Bug 634302

Summary:	RunningJobs/IdleJobs are slowly updated
Product:	Red Hat Enterprise MRG	Reporter:	Luigi Toscano <ltoscano>
Component:	condor	Assignee:	Matthew Farrellee <matt>
Status:	CLOSED NOTABUG	QA Contact:	MRG Quality Engineering <mrgqe-bugs>
Severity:	medium	Docs Contact:
Priority:	medium
Version:	Development	CC:	matt
Target Milestone:	2.0
Target Release:	---
Hardware:	All
OS:	Linux
Whiteboard:
Fixed In Version:		Doc Type:	Bug Fix
Doc Text:		Story Points:	---
Clone Of:		Environment:
Last Closed:	2011-01-31 21:58:10 UTC	Type:	---
Regression:	---	Mount Type:	---
Documentation:	---	CRM:
Verified Versions:		Category:	---
oVirt Team:	---	RHEL 7.3 requirements from Atomic Host:
Cloudforms Team:	---	Target Upstream Version:
Embargoed:
Bug Depends On:
Bug Blocks:	673179

Description Luigi Toscano 2010-09-15 18:38:46 UTC

Description of problem:
RunningJobs/IdleJobs advertised by condor_collector are updated more slowly than other properties (CurrentJobsRunningAll, HostsTotal, HostsClaimed, ...).
It would be nice to have their update rate to be aligned with the one of the other properties (COLLECTOR_UPDATE_INTERVAL).

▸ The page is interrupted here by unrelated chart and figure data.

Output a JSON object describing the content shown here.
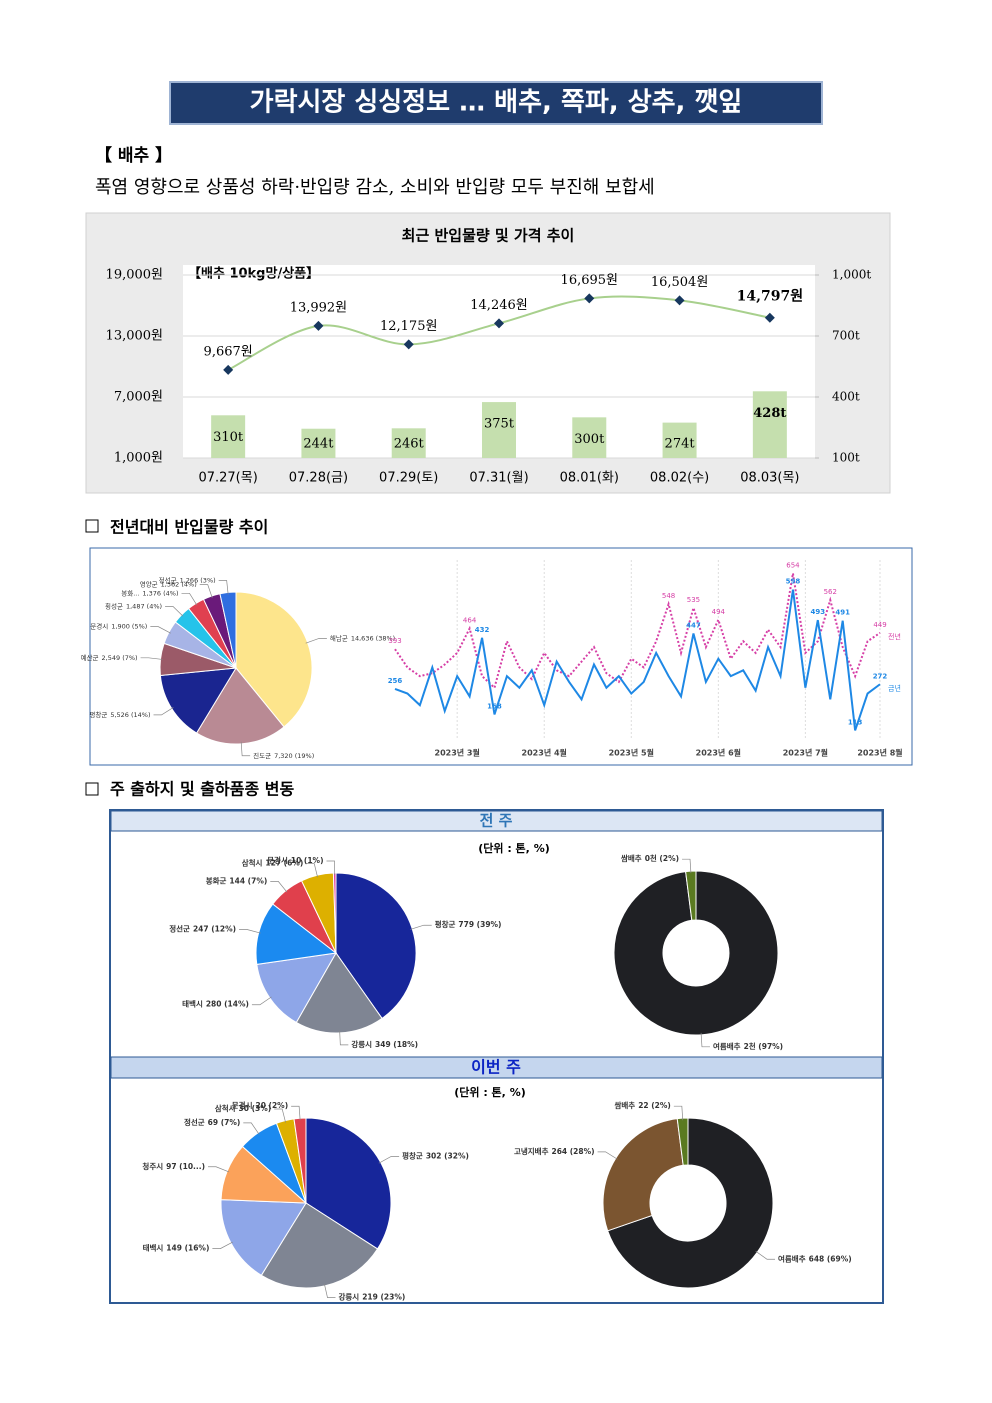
{
  "title": "가락시장 싱싱정보 … 배추, 쪽파, 상추, 깻잎",
  "section_label": "【 배추 】",
  "headline": "폭염 영향으로 상품성 하락·반입량 감소, 소비와 반입량 모두 부진해 보합세",
  "sections": [
    "전년대비 반입물량 추이",
    "주 출하지 및 출하품종 변동"
  ],
  "chart_data": [
    {
      "type": "combo",
      "title": "최근 반입물량 및 가격 추이",
      "annotation": "【배추 10kg망/상품】",
      "categories": [
        "07.27(목)",
        "07.28(금)",
        "07.29(토)",
        "07.31(월)",
        "08.01(화)",
        "08.02(수)",
        "08.03(목)"
      ],
      "ylim": [
        1000,
        19000
      ],
      "yticks": [
        {
          "value": 1000,
          "label": "1,000원"
        },
        {
          "value": 7000,
          "label": "7,000원"
        },
        {
          "value": 13000,
          "label": "13,000원"
        },
        {
          "value": 19000,
          "label": "19,000원"
        }
      ],
      "y2lim": [
        100,
        1000
      ],
      "y2ticks": [
        {
          "value": 100,
          "label": "100t"
        },
        {
          "value": 400,
          "label": "400t"
        },
        {
          "value": 700,
          "label": "700t"
        },
        {
          "value": 1000,
          "label": "1,000t"
        }
      ],
      "grid": true,
      "series": [
        {
          "type": "bar",
          "axis": "y2",
          "color": "#c5dfae",
          "values": [
            310,
            244,
            246,
            375,
            300,
            274,
            428
          ],
          "value_labels": [
            "310t",
            "244t",
            "246t",
            "375t",
            "300t",
            "274t",
            "428t"
          ]
        },
        {
          "type": "line",
          "color": "#a8d08d",
          "marker_color": "#17375e",
          "values": [
            9667,
            13992,
            12175,
            14246,
            16695,
            16504,
            14797
          ],
          "value_labels": [
            "9,667원",
            "13,992원",
            "12,175원",
            "14,246원",
            "16,695원",
            "16,504원",
            "14,797원"
          ]
        }
      ]
    },
    {
      "type": "pie",
      "categories": [
        "해남군",
        "진도군",
        "평창군",
        "예산군",
        "문경시",
        "횡성군",
        "봉화...",
        "영양군",
        "정선군"
      ],
      "values": [
        14636,
        7320,
        5526,
        2549,
        1900,
        1487,
        1376,
        1362,
        1266
      ],
      "value_labels": [
        "14,636 (38%)",
        "7,320 (19%)",
        "5,526 (14%)",
        "2,549 (7%)",
        "1,900 (5%)",
        "1,487 (4%)",
        "1,376 (4%)",
        "1,362 (4%)",
        "1,266 (3%)"
      ],
      "colors": [
        "#fde58c",
        "#b98a94",
        "#1a2590",
        "#9b5a68",
        "#a7b4e6",
        "#25c3ea",
        "#e04050",
        "#6a1a7a",
        "#2f6ee0"
      ]
    },
    {
      "type": "line",
      "categories": [
        null,
        null,
        null,
        null,
        null,
        "2023년 3월",
        null,
        null,
        null,
        null,
        null,
        null,
        "2023년 4월",
        null,
        null,
        null,
        null,
        null,
        null,
        "2023년 5월",
        null,
        null,
        null,
        null,
        null,
        null,
        "2023년 6월",
        null,
        null,
        null,
        null,
        null,
        null,
        "2023년 7월",
        null,
        null,
        null,
        null,
        null,
        "2023년 8월"
      ],
      "ylim": [
        80,
        700
      ],
      "series": [
        {
          "name": "전년",
          "color": "#d63fa6",
          "dash": true,
          "values": [
            393,
            330,
            300,
            310,
            340,
            380,
            464,
            300,
            260,
            420,
            330,
            290,
            380,
            320,
            300,
            350,
            400,
            310,
            280,
            360,
            330,
            420,
            548,
            380,
            535,
            400,
            494,
            360,
            420,
            380,
            460,
            400,
            654,
            380,
            420,
            562,
            400,
            300,
            420,
            449
          ],
          "value_labels": [
            "393",
            null,
            null,
            null,
            null,
            null,
            "464",
            null,
            null,
            null,
            null,
            null,
            null,
            null,
            null,
            null,
            null,
            null,
            null,
            null,
            null,
            null,
            "548",
            null,
            "535",
            null,
            "494",
            null,
            null,
            null,
            null,
            null,
            "654",
            null,
            null,
            "562",
            null,
            null,
            null,
            "449"
          ]
        },
        {
          "name": "금년",
          "color": "#1e88e5",
          "dash": false,
          "values": [
            256,
            240,
            200,
            330,
            180,
            300,
            230,
            432,
            168,
            300,
            260,
            320,
            200,
            350,
            280,
            220,
            340,
            260,
            300,
            240,
            280,
            380,
            300,
            230,
            447,
            280,
            360,
            300,
            320,
            250,
            400,
            300,
            598,
            260,
            493,
            220,
            491,
            113,
            240,
            272
          ],
          "value_labels": [
            "256",
            null,
            null,
            null,
            null,
            null,
            null,
            "432",
            "168",
            null,
            null,
            null,
            null,
            null,
            null,
            null,
            null,
            null,
            null,
            null,
            null,
            null,
            null,
            null,
            "447",
            null,
            null,
            null,
            null,
            null,
            null,
            null,
            "598",
            null,
            "493",
            null,
            "491",
            "113",
            null,
            "272"
          ]
        }
      ]
    },
    {
      "type": "pie",
      "title": "전 주",
      "subtitle": "(단위 : 톤, %)",
      "categories": [
        "평창군",
        "강릉시",
        "태백시",
        "정선군",
        "봉화군",
        "삼척시",
        "문경시"
      ],
      "values": [
        779,
        349,
        280,
        247,
        144,
        127,
        10
      ],
      "value_labels": [
        "779 (39%)",
        "349 (18%)",
        "280 (14%)",
        "247 (12%)",
        "144 (7%)",
        "127 (6%)",
        "10 (1%)"
      ],
      "colors": [
        "#17269a",
        "#7f8593",
        "#8ea6e8",
        "#1b8af0",
        "#e0404c",
        "#ddb000",
        "#e040a0"
      ]
    },
    {
      "type": "donut",
      "categories": [
        "여름배추",
        "쌈배추"
      ],
      "values": [
        97,
        2
      ],
      "value_labels": [
        "2천 (97%)",
        "0천 (2%)"
      ],
      "colors": [
        "#1f2024",
        "#5a7a20"
      ]
    },
    {
      "type": "pie",
      "title": "이번 주",
      "subtitle": "(단위 : 톤, %)",
      "categories": [
        "평창군",
        "강릉시",
        "태백시",
        "청주시",
        "정선군",
        "삼척시",
        "문경시"
      ],
      "values": [
        302,
        219,
        149,
        97,
        69,
        30,
        20
      ],
      "value_labels": [
        "302 (32%)",
        "219 (23%)",
        "149 (16%)",
        "97 (10...)",
        "69 (7%)",
        "30 (3%)",
        "20 (2%)"
      ],
      "colors": [
        "#17269a",
        "#7f8593",
        "#8ea6e8",
        "#fba25a",
        "#1b8af0",
        "#ddb000",
        "#e0404c"
      ]
    },
    {
      "type": "donut",
      "categories": [
        "여름배추",
        "고냉지배추",
        "쌈배추"
      ],
      "values": [
        69,
        28,
        2
      ],
      "value_labels": [
        "648 (69%)",
        "264 (28%)",
        "22 (2%)"
      ],
      "colors": [
        "#1f2024",
        "#7b5530",
        "#5a7a20"
      ]
    }
  ]
}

Version-Release number of selected component (if applicable):
condor-7.4.4-0.9, all supported architectures.

How reproducible:
always

Comment 1 Matthew Farrellee 2010-09-16 02:53:15 UTC

The Jobs attributes are aggregated from Schedd updates and the Host attributes from Startds. The information arrives at the Collector at different rates. It isn't desirable to create a sync point for the statistics.

What problem is this causing?

Comment 2 Luigi Toscano 2010-09-16 16:58:17 UTC

The provided information are not coherent. I don't think that a sync point should be created, but at least the update rate should be closer for all the sources. Moreover, the current update rate is a bit strange.

Configure condor with:
CONDOR_DEVELOPERS_COLLECTOR = localhost
COLLECTOR_UPDATE_INTERVAL = 10

and submit this simple job:
----
universe = vanilla
executable = /bin/sleep
arguments = 10
Queue 10
-----

IdleJobs is (almost) immediataly updated to 10, so HostClaimed/HostUnclaimed and CurrentJobsRunningAll. Subsequent updates are quite strange: IdleJobs and RunningJobs do not change (with the example above, they are _never_ updated even if there is only one slot); but if the jobs are held/removed, IdleJobs changes to 0 when Host* and CurrentJobsRunningAll are updated.

Comment 3 Matthew Farrellee 2011-01-31 21:58:10 UTC

The COLLECTOR_UPDATE_INTERVAL defines when the Collector calculates the aggregates. So a delayed publish from a Schedd (SCHEDD_UPDATE_INTERVAL) could easily result in the inconsistency seen.

I'm inclined to close this as NOTABUG, though it may be confusing behavior. I welcome an RFE that may cover a means to rationalize the data published by the Collector. Possibly something similar to bug 673179.